When examining the short to medium term (10 to 30 years) prognosis of the American empire, we will also contrast it with its major adversaries: primarily Russia and China, and, supplementally (more so in later articles), Iran.

This author stresses that it is under no impression that either Russia, China, or Iran can defeat the American empire on their own. All three countries have different advantages over the United States in their world-historical struggle against neo-liberal unipolarity, but also disadvantages as individual contenders, suggesting that a future without Pax Americana could be a pre-WWII one limited to natural spheres of influence rather than a recreation of Washington’s ambitious efforts for world domination. If the three powers coordinate and unite — as China and Russia’s “no limits” partnership or the two powers’ multi-year pacts with Iran suggest they have — the Washington-led, post-war liberal world order may go down sooner than we expect.

Russia and China remain behind America on a wide array of metrics, but what is impossible to deny is that they are starting to catch up while the United States is broadly at an inflection point. In 2021, Xi Jinping made this point in his address, affirming that “time and momentum” were on China’s side.

One logical point to make is that, generally speaking, life for ordinary Russian and Chinese people is objectively getting better, while things are getting demonstrably worse in American. This alone can create divergences in national morale during a great power competition.

The economic, military, soft power, political, and other factors pointing to the coming failure and geopolitical neutralization of the US and its ideology on the world stage will be explored in future articles.

Part I: Demographics

One of the first symptoms of a nation’s decline is a breakdown in social and human health. Often small changes in data related to population well-being speaks to an underwater iceberg of more significant and systematic problems within a people.

At the hump of the USSR’s “Brezhnev stagnation” in the mid to late 1970s, demographers began speculating about the health of the once seemingly omnipotent empire after discovering that the nation’s rates of infant mortality were beginning to rise. Though this increase was minor — only a few percentage points — it broke a cycle of decades of rapid gains in the survivability of Soviet infants since the end of World War II.

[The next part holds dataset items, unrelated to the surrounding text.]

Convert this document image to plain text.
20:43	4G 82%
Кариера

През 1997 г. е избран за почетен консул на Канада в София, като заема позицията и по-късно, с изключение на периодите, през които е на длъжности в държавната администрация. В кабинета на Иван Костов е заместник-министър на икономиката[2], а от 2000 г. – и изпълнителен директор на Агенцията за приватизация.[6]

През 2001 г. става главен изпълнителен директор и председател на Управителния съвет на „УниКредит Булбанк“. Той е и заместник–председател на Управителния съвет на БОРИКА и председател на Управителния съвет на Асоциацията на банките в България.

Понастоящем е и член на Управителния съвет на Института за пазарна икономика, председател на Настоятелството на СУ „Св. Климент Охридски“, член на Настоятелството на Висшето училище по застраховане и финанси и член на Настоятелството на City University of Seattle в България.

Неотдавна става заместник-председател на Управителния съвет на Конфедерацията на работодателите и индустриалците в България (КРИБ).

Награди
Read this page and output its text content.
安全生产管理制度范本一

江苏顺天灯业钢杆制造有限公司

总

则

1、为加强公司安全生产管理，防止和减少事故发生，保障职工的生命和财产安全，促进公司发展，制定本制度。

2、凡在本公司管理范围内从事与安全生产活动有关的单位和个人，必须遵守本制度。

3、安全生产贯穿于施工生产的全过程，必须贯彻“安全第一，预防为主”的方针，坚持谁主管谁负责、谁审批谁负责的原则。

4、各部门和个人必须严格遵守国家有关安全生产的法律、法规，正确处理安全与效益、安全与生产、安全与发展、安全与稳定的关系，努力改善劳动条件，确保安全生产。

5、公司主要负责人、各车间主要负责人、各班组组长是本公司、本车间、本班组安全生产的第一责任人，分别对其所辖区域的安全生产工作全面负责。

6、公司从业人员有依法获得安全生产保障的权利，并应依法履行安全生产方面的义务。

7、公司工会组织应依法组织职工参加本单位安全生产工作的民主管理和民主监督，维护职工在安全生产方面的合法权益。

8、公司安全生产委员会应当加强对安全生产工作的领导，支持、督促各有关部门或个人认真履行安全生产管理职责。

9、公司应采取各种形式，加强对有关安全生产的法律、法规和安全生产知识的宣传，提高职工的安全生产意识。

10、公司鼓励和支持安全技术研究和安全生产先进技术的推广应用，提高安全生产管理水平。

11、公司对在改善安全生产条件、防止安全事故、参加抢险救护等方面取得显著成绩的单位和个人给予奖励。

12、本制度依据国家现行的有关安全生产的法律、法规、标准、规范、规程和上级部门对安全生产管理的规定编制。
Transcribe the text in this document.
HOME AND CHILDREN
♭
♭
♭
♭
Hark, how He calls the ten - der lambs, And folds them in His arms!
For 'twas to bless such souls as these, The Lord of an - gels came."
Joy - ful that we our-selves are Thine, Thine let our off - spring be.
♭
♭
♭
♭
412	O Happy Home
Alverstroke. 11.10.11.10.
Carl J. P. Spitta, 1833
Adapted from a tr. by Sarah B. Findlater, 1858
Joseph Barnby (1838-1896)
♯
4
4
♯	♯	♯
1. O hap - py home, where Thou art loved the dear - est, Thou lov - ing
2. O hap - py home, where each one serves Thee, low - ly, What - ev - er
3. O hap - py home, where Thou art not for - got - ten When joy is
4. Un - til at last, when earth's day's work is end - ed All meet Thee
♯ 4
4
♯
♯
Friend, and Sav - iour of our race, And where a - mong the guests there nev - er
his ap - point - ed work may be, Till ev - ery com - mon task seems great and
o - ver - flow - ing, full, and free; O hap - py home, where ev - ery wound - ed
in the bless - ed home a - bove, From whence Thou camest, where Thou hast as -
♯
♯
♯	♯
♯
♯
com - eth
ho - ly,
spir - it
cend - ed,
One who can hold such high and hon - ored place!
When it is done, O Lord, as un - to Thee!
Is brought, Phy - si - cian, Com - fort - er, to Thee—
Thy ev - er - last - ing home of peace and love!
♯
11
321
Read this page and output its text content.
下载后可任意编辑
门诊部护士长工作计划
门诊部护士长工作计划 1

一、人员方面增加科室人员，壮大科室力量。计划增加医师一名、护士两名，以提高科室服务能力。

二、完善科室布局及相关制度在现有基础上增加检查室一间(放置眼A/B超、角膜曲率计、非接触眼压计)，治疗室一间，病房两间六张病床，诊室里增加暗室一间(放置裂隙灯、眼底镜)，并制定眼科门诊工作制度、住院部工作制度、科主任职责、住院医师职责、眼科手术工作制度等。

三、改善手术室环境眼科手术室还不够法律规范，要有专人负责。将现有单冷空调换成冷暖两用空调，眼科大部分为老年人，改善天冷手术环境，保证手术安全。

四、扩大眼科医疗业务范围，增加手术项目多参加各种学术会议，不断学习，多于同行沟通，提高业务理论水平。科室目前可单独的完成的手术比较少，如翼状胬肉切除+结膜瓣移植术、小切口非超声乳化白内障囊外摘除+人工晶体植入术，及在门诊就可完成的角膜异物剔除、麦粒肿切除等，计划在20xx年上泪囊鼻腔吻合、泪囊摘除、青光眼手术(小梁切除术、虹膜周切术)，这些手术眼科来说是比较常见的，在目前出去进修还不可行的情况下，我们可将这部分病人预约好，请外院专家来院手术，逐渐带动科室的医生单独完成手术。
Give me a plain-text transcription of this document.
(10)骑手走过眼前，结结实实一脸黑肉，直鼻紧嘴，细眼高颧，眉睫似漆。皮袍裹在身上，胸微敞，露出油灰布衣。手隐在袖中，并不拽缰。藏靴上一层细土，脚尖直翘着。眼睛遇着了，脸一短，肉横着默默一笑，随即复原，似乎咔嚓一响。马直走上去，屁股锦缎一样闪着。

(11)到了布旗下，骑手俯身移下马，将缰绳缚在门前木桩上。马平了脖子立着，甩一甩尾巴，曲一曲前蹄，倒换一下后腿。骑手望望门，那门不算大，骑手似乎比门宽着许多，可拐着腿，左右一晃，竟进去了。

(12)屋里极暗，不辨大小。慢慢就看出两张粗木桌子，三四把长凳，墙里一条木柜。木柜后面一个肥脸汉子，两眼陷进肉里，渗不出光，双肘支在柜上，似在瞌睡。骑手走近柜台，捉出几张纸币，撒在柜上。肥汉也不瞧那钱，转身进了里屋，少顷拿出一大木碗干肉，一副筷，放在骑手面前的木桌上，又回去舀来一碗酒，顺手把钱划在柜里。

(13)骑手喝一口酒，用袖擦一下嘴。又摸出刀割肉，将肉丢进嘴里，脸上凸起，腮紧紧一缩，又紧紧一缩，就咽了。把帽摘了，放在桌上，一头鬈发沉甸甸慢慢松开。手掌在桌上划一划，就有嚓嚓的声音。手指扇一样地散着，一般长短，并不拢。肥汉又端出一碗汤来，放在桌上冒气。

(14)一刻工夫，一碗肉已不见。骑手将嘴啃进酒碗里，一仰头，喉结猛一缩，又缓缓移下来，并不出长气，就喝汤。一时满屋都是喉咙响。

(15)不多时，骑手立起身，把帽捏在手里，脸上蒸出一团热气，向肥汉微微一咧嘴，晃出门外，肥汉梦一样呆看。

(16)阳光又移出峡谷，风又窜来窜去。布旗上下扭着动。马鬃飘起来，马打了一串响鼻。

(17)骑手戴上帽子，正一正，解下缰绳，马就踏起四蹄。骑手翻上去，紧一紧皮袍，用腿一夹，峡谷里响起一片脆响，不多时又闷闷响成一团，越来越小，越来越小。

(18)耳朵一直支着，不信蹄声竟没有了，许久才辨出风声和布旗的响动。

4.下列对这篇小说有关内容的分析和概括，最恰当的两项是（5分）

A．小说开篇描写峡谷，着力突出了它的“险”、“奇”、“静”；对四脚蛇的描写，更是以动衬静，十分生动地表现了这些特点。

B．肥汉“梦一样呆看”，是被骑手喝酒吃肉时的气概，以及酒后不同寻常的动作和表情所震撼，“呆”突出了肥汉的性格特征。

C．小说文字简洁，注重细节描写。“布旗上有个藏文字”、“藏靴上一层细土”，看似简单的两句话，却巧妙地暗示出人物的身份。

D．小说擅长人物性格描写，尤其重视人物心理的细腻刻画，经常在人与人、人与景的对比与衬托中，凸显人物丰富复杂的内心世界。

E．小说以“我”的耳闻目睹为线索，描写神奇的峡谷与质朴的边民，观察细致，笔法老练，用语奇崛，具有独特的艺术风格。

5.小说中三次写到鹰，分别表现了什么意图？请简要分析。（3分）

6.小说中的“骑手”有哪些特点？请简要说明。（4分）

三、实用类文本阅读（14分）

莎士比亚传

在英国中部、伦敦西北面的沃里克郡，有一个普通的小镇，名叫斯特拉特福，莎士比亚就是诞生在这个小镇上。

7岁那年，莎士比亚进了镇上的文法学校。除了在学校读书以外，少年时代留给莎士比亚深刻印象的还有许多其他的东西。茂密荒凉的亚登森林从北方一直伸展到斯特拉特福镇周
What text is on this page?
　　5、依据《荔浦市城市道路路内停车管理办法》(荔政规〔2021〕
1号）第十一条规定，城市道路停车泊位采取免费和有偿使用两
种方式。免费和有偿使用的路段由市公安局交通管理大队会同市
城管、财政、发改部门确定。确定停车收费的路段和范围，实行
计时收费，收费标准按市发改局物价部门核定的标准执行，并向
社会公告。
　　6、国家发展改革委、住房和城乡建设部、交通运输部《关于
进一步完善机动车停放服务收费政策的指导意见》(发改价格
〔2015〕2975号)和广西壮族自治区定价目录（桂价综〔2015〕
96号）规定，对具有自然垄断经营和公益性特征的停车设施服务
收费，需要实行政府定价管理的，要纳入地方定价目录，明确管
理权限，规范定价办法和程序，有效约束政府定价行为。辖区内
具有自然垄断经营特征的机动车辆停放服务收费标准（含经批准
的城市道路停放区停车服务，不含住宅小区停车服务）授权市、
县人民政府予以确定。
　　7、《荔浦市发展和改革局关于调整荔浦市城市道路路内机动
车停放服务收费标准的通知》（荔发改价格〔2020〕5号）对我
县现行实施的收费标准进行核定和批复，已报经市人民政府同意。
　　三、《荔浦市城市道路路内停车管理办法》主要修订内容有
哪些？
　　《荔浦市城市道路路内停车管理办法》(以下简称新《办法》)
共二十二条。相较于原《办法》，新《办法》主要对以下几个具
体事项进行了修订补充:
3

This was perplexing to mainstream observers at the time, as the Soviet Union was, financially, enjoying relative prosperity due to a global oil export boom triggered by the Arab League’s 1973 oil embargo. The USSR under Leonid Brezhnev (who ruled from 1964-1982) planned its economy to become a military peer of the United States (especially in the realm of nuclear weapons), was industrially powerful, and matched or led its rivals in the world in various cutting-edge fields, such as aerospace.

Yet despite the superficial success of the system, the USSR’s most important asset, its people, began showing signs of decay and misery.

Today in the United States, we are seeing similar patterns.

In the Soviet context, Central Asian Minorities within the multi-ethnic Soviet space, who benefited from special economic, social and legal privileges (before America, the Bolsheviks of the Soviet Union created the first nation to practice official racial discriminate against its own ethnic majority citizens, as detailed in Terry Martin’s 2001 book The Affirmative Action Empire), grew at much faster rates than the less fertile Slavic population during the 1960s and 70s. By 1979, ethnic Russians declined to barely 52% of the Soviet population.